Mexico’s leftwing presidential candidate, Andrés Manuel López Obrador, has called on Enrique Peña Nieto, the current favourite to win the election on 1 July, to come clean about the alleged purchase of favourable coverage on Mexico’s biggest television network. His comments came a day after the Guardian published documents implicating the Televisa network in the sale of news and entertainment content to promote Peña Nieto’s national profile when he was the governor of Mexico state and preparing his presidential bid. “They should hand over all the information, the contracts, that they haven’t wanted to show,” López Obrador told reporters. “Of course they have them, and we need to see how much they paid, for what kind of message, and if they include all the promotion of Peña Nieto on the television.” López Obrador, who represents a coalition of leftist parties called the Progressive Movement – and who in the past has also been criticised for failing to release details of his own publicity budget – said he wanted to study the documents before saying anything more. López Obrador did not mention the PowerPoint presentation mentioned in the Guardian story that detailed an apparent strategy within Televisa to destroy his first bid for the presidency in the 2006 election.
Several leading Mexican newspapers and radio shows led on the Guardian report in their Friday editions, and the story has become a trending topic on Twitter in the country.
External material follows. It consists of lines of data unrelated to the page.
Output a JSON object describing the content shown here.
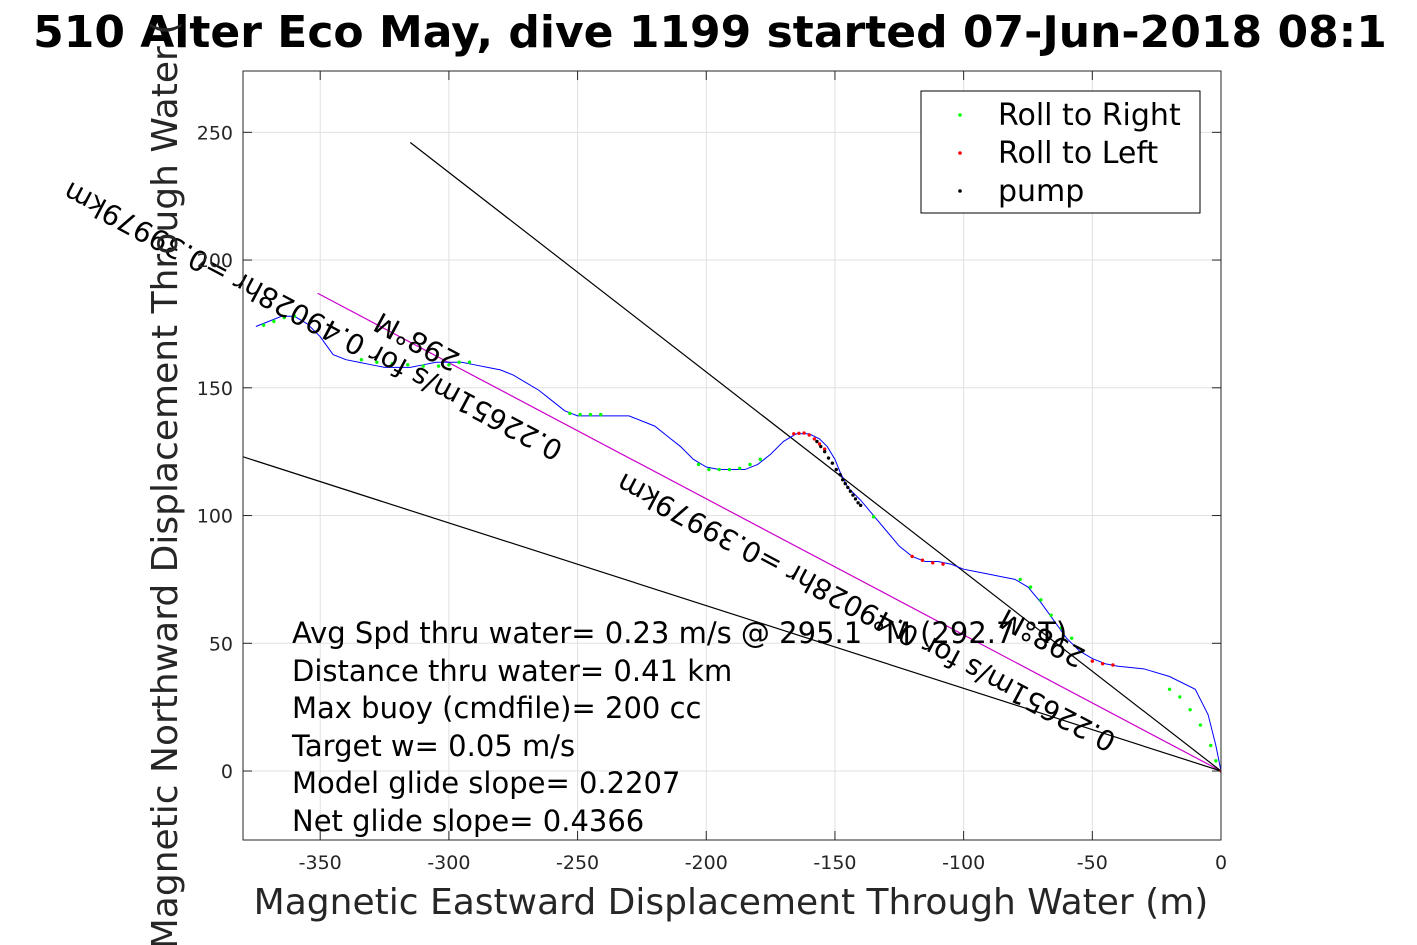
{
  "chart_data": {
    "type": "line",
    "title": "510 Alter Eco May, dive 1199 started 07-Jun-2018 08:1",
    "xlabel": "Magnetic Eastward Displacement Through Water (m)",
    "ylabel": "Magnetic Northward Displacement Through Water (",
    "xlim": [
      -380,
      0
    ],
    "ylim": [
      -27,
      274
    ],
    "xticks": [
      -350,
      -300,
      -250,
      -200,
      -150,
      -100,
      -50,
      0
    ],
    "yticks": [
      0,
      50,
      100,
      150,
      200,
      250
    ],
    "grid": true,
    "legend_position": "top-right",
    "legend": [
      {
        "name": "Roll to Right",
        "color": "#00ff00"
      },
      {
        "name": "Roll to Left",
        "color": "#ff0000"
      },
      {
        "name": "pump",
        "color": "#000000"
      }
    ],
    "track": {
      "color": "#0000ff",
      "x": [
        0,
        -2,
        -5,
        -10,
        -20,
        -30,
        -40,
        -45,
        -50,
        -55,
        -60,
        -65,
        -70,
        -75,
        -80,
        -85,
        -90,
        -95,
        -100,
        -105,
        -110,
        -115,
        -120,
        -125,
        -130,
        -135,
        -140,
        -145,
        -148,
        -150,
        -153,
        -156,
        -160,
        -165,
        -170,
        -175,
        -180,
        -185,
        -190,
        -195,
        -200,
        -205,
        -210,
        -215,
        -220,
        -225,
        -230,
        -235,
        -240,
        -245,
        -250,
        -255,
        -260,
        -265,
        -270,
        -275,
        -280,
        -285,
        -290,
        -295,
        -300,
        -305,
        -310,
        -315,
        -320,
        -325,
        -330,
        -335,
        -340,
        -345,
        -350,
        -355,
        -360,
        -365,
        -370,
        -375
      ],
      "y": [
        0,
        10,
        22,
        32,
        37,
        40,
        41,
        42,
        44,
        47,
        52,
        59,
        66,
        72,
        75,
        76,
        77,
        78,
        79,
        81,
        82,
        82,
        84,
        88,
        94,
        100,
        106,
        111,
        117,
        122,
        127,
        130,
        132,
        132,
        129,
        124,
        120,
        118,
        118,
        118,
        119,
        122,
        127,
        131,
        135,
        137,
        139,
        139,
        139,
        139,
        139,
        141,
        145,
        149,
        152,
        155,
        157,
        158,
        159,
        160,
        160,
        160,
        159,
        158,
        158,
        158,
        159,
        160,
        161,
        163,
        170,
        175,
        178,
        178,
        176,
        174
      ]
    },
    "markers": {
      "roll_right": {
        "x": [
          -372,
          -368,
          -364,
          -360,
          -334,
          -328,
          -322,
          -316,
          -310,
          -304,
          -300,
          -296,
          -292,
          -253,
          -249,
          -245,
          -241,
          -203,
          -199,
          -195,
          -191,
          -187,
          -183,
          -179,
          -135,
          -78,
          -74,
          -70,
          -66,
          -62,
          -58,
          -54,
          -20,
          -16,
          -12,
          -8,
          -4,
          -2
        ],
        "y": [
          174.5,
          176,
          177.5,
          178,
          161,
          160,
          159.5,
          159,
          158.5,
          158.5,
          159,
          160,
          160,
          140,
          139.5,
          139.5,
          139.5,
          120,
          118,
          118,
          118,
          118.5,
          120,
          122,
          99.5,
          75,
          72,
          67,
          61,
          56,
          52,
          47,
          32,
          29,
          24,
          18,
          10,
          4
        ]
      },
      "roll_left": {
        "x": [
          -166,
          -164,
          -162,
          -160,
          -158,
          -156,
          -154,
          -120,
          -116,
          -112,
          -108,
          -50,
          -46,
          -42,
          0
        ],
        "y": [
          132,
          132.2,
          132.3,
          131.5,
          130,
          128,
          126,
          84,
          82.5,
          81.5,
          81,
          43,
          42,
          41.5,
          0
        ]
      },
      "pump": {
        "x": [
          -157,
          -155.5,
          -154,
          -152.5,
          -151,
          -149.5,
          -148,
          -147,
          -146,
          -145,
          -144,
          -143,
          -142,
          -141,
          -140
        ],
        "y": [
          129,
          127,
          125,
          122.5,
          120.5,
          118,
          116,
          114,
          112.5,
          111,
          109.5,
          108,
          106.5,
          105,
          104
        ]
      }
    },
    "reference_lines": [
      {
        "name": "net_track",
        "color": "#cc00cc",
        "x": [
          -351,
          0
        ],
        "y": [
          187,
          0
        ]
      },
      {
        "name": "line_a",
        "color": "#000000",
        "x": [
          -315,
          0
        ],
        "y": [
          246,
          0
        ]
      },
      {
        "name": "line_b",
        "color": "#000000",
        "x": [
          -380,
          0
        ],
        "y": [
          123,
          0
        ]
      }
    ],
    "rotated_labels": [
      {
        "text": "298°M",
        "x": -295,
        "y": 163,
        "angle": 208
      },
      {
        "text": "0.22651m/s for 0.49028hr =0.39979km",
        "x": -255,
        "y": 128,
        "angle": 208
      },
      {
        "text": "298°M",
        "x": -52,
        "y": 47,
        "angle": 208
      },
      {
        "text": "0.22651m/s for 0.49028hr =0.39979km",
        "x": -40,
        "y": 14,
        "angle": 208
      }
    ],
    "annotations": [
      "Avg Spd thru water=  0.23 m/s @ 295.1 °M (292.7 °T)",
      "Distance thru water=  0.41 km",
      "Max buoy (cmdfile)= 200 cc",
      "Target w= 0.05 m/s",
      "Model glide slope= 0.2207",
      "Net glide slope= 0.4366"
    ]
  }
}
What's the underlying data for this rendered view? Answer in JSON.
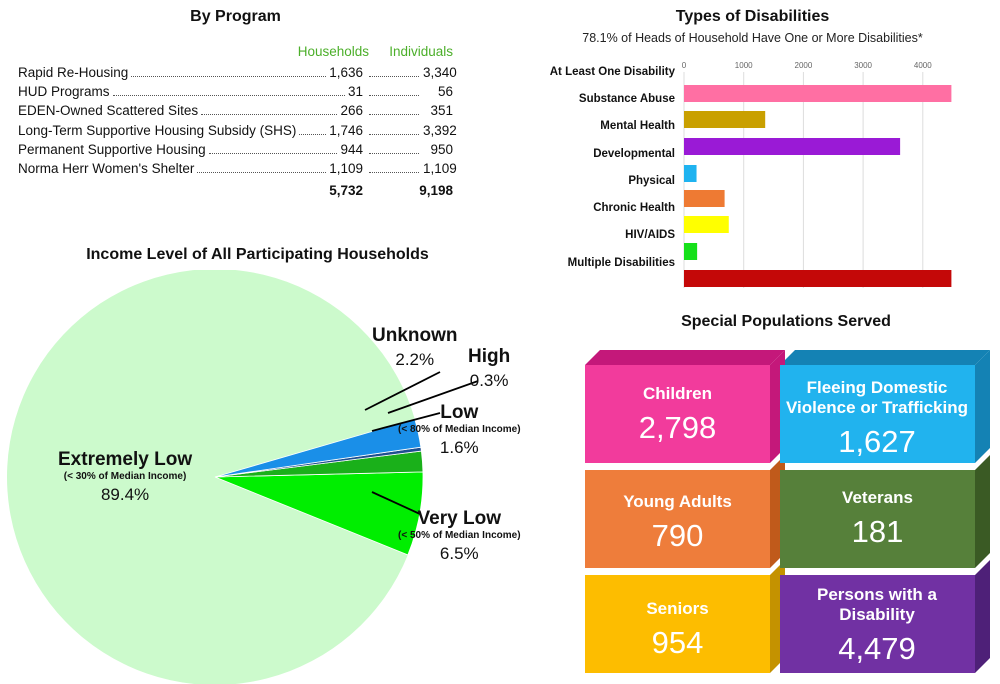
{
  "program": {
    "title": "By Program",
    "col_households": "Households",
    "col_individuals": "Individuals",
    "rows": [
      {
        "name": "Rapid Re-Housing",
        "households": "1,636",
        "individuals": "3,340"
      },
      {
        "name": "HUD Programs",
        "households": "31",
        "individuals": "56"
      },
      {
        "name": "EDEN-Owned Scattered Sites",
        "households": "266",
        "individuals": "351"
      },
      {
        "name": "Long-Term Supportive Housing Subsidy (SHS)",
        "households": "1,746",
        "individuals": "3,392"
      },
      {
        "name": "Permanent Supportive Housing",
        "households": "944",
        "individuals": "950"
      },
      {
        "name": "Norma Herr Women's Shelter",
        "households": "1,109",
        "individuals": "1,109"
      }
    ],
    "total_households": "5,732",
    "total_individuals": "9,198"
  },
  "disabilities": {
    "title": "Types of Disabilities",
    "subtitle": "78.1% of Heads of Household Have One or More Disabilities*"
  },
  "income": {
    "title": "Income Level of All Participating Households",
    "slices": [
      {
        "name": "Extremely Low",
        "sub": "(< 30% of Median Income)",
        "pct": "89.4%"
      },
      {
        "name": "Very Low",
        "sub": "(< 50% of Median Income)",
        "pct": "6.5%"
      },
      {
        "name": "Low",
        "sub": "(< 80% of Median Income)",
        "pct": "1.6%"
      },
      {
        "name": "High",
        "sub": "",
        "pct": "0.3%"
      },
      {
        "name": "Unknown",
        "sub": "",
        "pct": "2.2%"
      }
    ]
  },
  "special": {
    "title": "Special Populations Served",
    "blocks": [
      {
        "label": "Children",
        "value": "2,798"
      },
      {
        "label": "Fleeing Domestic Violence or Trafficking",
        "value": "1,627"
      },
      {
        "label": "Young Adults",
        "value": "790"
      },
      {
        "label": "Veterans",
        "value": "181"
      },
      {
        "label": "Seniors",
        "value": "954"
      },
      {
        "label": "Persons with a Disability",
        "value": "4,479"
      }
    ]
  },
  "chart_data": [
    {
      "type": "bar",
      "orientation": "horizontal",
      "title": "Types of Disabilities",
      "subtitle": "78.1% of Heads of Household Have One or More Disabilities*",
      "categories": [
        "At Least One Disability",
        "Substance Abuse",
        "Mental Health",
        "Developmental",
        "Physical",
        "Chronic Health",
        "HIV/AIDS",
        "Multiple Disabilities"
      ],
      "values": [
        4479,
        1360,
        3620,
        210,
        680,
        750,
        220,
        4479
      ],
      "colors": [
        "#ff6fa3",
        "#c9a000",
        "#9a1ad6",
        "#1fb3f0",
        "#ee7a33",
        "#ffff00",
        "#16e01a",
        "#c40808"
      ],
      "xticks": [
        0,
        1000,
        2000,
        3000,
        4000
      ],
      "xlim": [
        0,
        4550
      ],
      "grid": true
    },
    {
      "type": "pie",
      "title": "Income Level of All Participating Households",
      "labels": [
        "Extremely Low",
        "Very Low",
        "Low",
        "High",
        "Unknown"
      ],
      "values": [
        89.4,
        6.5,
        1.6,
        0.3,
        2.2
      ],
      "colors": [
        "#ccfacc",
        "#00ee00",
        "#1ab01a",
        "#1f4f8f",
        "#1a8fe8"
      ]
    }
  ]
}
The allegations are particularly sensitive in the current electoral climate, in which student demonstrators accusing Televisa of favouring Peña Nieto have turned alleged media bias into a central issue of the campaign.
In response to a question about the documents on Friday, Peña Nieto told reporters that “they have no solid basis and are not authentic”. The candidate insisted that all publicity spending during his years as governor of the State of Mexico is publicly open to scrutiny on an official website.